My dry fly box is complete, nothing fancy. Grayling attack anything. A lot of fun to fish for.
I hate spinning and trimming deer hare for mice.
When and where are you going?


----------



## mfs686 (Mar 15, 2007)

brushbuster said:


> My dry fly box is complete, nothing fancy. Grayling attack anything. A lot of fun to fish for.
> I hate spinning and trimming deer hare for mice.
> When and where are you going?


Aug. 5th-12th Alagnak River, about 100 miles north of King Salmon. I'll be there after the King run but at the start of the Silver run. Target Species are Chum, Silver, Sockeye, Pink, Artic Grayling and Char and the local Rainbows. Rods, Reels and lines are all set, just need to tie a butt load of flies.


----------



## 101thwacK (Sep 7, 2017)

Been to Alaska the past few years for a 2 week missions trip. The last 2-3 days we have time to fish a bit I keep taking my fly rod but the other guys that go and the guys up there are pretty much all using spinning tackle. I have had the same experience that the grayling dont seem to be picky at all and can catch them all day everyday(though I have found a muddler minnow, or a large prince nymph work exceptionally well). But try as I might I have only connected with one dolly varden on a white rabbit strip streamer. Do you guys have any suggestions for patterns i should try?


----------



## brushbuster (Nov 9, 2009)

101thwacK said:


> Been to Alaska the past few years for a 2 week missions trip. The last 2-3 days we have time to fish a bit I keep taking my fly rod but the other guys that go and the guys up there are pretty much all using spinning tackle. I have had the same experience that the grayling dont seem to be picky at all and can catch them all day everyday(though I have found a muddler minnow, or a large prince nymph work exceptionally well). But try as I might I have only connected with one dolly varden on a white rabbit strip streamer. Do you guys have any suggestions for patterns i should try?

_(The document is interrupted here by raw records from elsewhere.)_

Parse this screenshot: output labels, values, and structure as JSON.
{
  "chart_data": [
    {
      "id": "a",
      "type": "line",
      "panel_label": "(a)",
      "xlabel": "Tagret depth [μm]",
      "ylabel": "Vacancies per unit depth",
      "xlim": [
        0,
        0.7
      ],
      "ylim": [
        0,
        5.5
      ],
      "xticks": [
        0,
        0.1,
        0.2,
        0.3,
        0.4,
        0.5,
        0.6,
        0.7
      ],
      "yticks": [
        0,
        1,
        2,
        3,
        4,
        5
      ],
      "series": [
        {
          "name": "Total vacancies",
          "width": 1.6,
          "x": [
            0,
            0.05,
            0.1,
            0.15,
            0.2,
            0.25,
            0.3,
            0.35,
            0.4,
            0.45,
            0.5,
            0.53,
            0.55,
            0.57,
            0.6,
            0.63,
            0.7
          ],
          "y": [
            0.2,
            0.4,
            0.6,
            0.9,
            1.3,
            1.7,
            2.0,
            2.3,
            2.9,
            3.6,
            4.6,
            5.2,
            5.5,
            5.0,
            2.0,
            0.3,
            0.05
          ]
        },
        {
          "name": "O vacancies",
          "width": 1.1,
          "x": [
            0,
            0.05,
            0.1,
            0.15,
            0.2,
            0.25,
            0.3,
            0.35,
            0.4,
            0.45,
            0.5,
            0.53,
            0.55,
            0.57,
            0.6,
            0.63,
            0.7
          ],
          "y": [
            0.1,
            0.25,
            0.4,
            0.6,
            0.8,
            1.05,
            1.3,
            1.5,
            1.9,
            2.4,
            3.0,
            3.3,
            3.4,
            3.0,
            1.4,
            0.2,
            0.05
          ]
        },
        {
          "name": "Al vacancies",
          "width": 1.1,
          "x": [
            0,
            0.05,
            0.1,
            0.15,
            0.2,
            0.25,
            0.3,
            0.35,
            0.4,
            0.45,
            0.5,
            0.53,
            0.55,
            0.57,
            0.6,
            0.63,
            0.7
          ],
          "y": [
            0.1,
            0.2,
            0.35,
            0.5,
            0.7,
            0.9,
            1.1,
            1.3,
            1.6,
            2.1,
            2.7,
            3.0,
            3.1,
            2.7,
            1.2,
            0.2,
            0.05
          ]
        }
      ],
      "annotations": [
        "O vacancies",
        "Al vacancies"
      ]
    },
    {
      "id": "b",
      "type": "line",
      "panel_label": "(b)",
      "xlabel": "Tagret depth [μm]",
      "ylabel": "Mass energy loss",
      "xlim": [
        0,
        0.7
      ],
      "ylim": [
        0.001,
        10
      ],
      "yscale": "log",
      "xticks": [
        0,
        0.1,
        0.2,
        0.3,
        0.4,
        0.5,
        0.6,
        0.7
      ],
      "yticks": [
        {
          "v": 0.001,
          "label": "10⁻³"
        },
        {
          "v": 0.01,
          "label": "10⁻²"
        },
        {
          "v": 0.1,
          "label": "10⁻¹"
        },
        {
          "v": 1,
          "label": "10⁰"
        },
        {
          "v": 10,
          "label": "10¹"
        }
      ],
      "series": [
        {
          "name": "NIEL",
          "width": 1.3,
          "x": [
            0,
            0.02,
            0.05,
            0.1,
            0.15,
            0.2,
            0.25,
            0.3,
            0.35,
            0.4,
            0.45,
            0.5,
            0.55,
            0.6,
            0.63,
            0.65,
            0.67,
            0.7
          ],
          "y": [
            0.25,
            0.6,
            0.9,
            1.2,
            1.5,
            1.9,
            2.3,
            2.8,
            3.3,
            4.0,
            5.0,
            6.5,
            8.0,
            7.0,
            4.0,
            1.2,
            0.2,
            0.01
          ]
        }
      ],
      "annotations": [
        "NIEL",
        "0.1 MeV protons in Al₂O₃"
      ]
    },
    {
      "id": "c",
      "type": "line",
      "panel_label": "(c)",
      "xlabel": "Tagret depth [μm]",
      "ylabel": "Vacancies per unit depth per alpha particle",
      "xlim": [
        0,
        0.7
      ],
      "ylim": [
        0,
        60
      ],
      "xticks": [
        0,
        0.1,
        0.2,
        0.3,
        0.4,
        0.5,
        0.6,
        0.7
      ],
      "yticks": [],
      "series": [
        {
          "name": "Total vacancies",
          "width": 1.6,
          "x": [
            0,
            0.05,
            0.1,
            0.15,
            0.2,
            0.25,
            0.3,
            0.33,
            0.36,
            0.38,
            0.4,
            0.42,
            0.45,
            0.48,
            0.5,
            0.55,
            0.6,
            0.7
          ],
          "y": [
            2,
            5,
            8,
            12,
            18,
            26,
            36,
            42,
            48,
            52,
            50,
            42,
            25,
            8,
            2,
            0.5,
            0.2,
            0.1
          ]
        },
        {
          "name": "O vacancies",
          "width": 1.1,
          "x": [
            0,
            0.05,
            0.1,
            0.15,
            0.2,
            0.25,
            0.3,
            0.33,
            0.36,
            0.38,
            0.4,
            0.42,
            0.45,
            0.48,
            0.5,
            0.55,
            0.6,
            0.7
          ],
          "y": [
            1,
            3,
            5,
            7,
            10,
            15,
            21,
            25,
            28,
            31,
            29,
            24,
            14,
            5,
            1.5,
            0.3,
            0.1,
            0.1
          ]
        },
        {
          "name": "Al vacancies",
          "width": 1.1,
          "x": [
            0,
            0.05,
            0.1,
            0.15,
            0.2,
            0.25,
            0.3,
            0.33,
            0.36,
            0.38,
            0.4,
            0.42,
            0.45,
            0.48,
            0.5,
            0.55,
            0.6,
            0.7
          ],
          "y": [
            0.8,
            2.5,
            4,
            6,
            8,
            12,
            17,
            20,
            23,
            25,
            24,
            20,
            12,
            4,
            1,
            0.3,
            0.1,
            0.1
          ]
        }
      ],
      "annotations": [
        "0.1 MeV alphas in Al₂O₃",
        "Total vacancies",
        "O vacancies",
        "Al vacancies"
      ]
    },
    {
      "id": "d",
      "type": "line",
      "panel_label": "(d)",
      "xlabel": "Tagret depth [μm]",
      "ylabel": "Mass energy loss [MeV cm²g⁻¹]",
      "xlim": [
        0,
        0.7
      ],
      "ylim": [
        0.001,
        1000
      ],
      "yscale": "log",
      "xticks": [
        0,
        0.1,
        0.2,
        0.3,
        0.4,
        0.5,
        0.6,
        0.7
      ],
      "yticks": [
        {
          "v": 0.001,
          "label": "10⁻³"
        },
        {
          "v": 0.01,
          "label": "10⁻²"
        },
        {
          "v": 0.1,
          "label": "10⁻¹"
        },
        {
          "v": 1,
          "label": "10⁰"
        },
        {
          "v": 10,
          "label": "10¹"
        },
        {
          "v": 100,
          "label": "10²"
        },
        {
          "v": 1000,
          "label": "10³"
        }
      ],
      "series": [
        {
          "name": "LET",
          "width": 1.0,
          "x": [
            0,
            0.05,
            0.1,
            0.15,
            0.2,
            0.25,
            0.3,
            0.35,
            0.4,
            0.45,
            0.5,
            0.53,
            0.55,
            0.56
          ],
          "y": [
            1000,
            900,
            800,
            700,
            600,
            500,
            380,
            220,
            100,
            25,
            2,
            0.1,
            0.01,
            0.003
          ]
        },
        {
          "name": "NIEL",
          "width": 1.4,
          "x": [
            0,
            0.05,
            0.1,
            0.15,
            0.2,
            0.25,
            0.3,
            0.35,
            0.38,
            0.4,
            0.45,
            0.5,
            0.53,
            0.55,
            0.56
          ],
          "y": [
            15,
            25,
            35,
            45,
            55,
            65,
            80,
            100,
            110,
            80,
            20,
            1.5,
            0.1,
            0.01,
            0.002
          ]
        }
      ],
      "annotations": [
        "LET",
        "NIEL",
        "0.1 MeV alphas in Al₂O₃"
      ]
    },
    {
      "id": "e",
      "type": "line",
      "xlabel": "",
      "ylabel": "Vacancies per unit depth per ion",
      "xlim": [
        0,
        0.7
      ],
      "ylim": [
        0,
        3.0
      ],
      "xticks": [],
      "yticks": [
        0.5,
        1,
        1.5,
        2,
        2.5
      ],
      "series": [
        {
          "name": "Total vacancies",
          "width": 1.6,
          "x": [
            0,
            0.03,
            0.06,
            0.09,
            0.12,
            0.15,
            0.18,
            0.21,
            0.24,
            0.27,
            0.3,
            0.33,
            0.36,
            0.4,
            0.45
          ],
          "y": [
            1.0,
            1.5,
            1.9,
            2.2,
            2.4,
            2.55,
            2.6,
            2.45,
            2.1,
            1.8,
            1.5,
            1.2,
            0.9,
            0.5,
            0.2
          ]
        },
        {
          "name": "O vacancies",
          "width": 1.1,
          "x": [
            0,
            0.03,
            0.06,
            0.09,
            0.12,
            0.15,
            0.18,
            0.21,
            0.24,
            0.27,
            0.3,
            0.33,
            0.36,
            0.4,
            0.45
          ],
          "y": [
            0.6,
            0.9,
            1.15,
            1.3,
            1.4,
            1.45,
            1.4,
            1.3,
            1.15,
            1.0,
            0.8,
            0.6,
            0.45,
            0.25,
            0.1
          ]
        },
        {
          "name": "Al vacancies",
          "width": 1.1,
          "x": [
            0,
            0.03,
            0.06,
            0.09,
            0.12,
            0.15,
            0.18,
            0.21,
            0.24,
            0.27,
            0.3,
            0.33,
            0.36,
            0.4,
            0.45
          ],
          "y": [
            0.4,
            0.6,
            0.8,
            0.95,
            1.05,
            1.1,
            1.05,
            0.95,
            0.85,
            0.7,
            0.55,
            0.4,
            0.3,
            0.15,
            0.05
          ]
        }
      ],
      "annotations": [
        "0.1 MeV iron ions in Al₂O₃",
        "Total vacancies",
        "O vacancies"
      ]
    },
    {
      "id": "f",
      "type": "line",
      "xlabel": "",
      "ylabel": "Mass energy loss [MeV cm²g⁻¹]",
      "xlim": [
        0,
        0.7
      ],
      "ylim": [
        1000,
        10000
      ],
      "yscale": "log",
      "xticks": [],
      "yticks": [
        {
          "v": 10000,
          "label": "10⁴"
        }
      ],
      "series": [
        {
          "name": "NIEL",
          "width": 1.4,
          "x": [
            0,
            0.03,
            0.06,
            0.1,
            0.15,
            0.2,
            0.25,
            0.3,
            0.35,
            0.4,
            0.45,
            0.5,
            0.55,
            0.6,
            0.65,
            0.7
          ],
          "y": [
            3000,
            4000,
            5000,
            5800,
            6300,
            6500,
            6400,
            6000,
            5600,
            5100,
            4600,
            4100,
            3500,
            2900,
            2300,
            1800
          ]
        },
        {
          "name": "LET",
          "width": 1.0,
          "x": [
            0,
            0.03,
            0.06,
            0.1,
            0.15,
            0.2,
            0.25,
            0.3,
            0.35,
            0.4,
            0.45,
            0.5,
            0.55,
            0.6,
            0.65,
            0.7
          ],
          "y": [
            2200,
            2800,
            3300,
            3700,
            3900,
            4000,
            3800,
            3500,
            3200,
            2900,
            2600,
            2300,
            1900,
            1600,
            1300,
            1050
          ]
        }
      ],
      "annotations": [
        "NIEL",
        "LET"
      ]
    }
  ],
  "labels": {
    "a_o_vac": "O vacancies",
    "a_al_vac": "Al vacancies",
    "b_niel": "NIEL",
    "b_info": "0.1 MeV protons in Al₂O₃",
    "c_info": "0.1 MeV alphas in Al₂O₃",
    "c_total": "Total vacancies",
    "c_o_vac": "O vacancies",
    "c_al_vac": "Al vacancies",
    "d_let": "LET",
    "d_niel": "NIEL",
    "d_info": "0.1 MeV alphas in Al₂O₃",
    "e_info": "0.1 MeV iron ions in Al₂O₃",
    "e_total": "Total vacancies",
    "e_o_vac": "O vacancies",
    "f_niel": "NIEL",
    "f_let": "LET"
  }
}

Where do you go and what time of Year. 
I have caught all the salmon species, lake trout, pike and grayling on a egg sucking leech. Bunny flys work well in all different colors.


----------



## 101thwacK (Sep 7, 2017)

Port Allsworth on Lake Clark typically the last week of July and first week of August. We have fished a lot of the rivers and streams flowing into the lake. It gets an excellent sockeye run. I was told its because it gets fed from both sides of the Aleutian chain by runs of fish. Anyway if i go this year it will be August 22-31 instead.


----------



## brushbuster (Nov 9, 2009)

101thwacK said:


> Port Allsworth on Lake Clark typically the last week of July and first week of August. We have fished a lot of the rivers and streams flowing into the lake. It gets an excellent sockeye run. I was told its because it gets fed from both sides of the Aleutian chain by runs of fish. Anyway if i go this year it will be August 22-31 instead.


You will be in prime time for rainbows and silver's.
Flesh flies
Egg patterns 
Pink wogs
Egg sucking leaches
Bunny flies
Marabou flies
Flash flies
Dolly llamas
Sculpin patterns
Beads 
Have lots of pink chartreuse cherise, purple,orange and black in your flys.


----------



## brushbuster (Nov 9, 2009)

Here is a good read and start 101
Incorporate movement and flash to your ties add weight to get the fly down to the fish and you'll catch fish.
http://www.alaskaoutdoorssupersite.com/fly-patterns


----------



## brushbuster (Nov 9, 2009)

A fly box like this will catch fish during your time frame


----------



## brushbuster (Nov 9, 2009)

Well, I think I have enough.


----------



## mfs686 (Mar 15, 2007)

brushbuster said:


> Well, I think I have enough.
> View attachment 301198


I don't know. I see open spots on that table.


----------



## 101thwacK (Sep 7, 2017)

Thanks a bunch! I will definitely have to spend some time at the vice


----------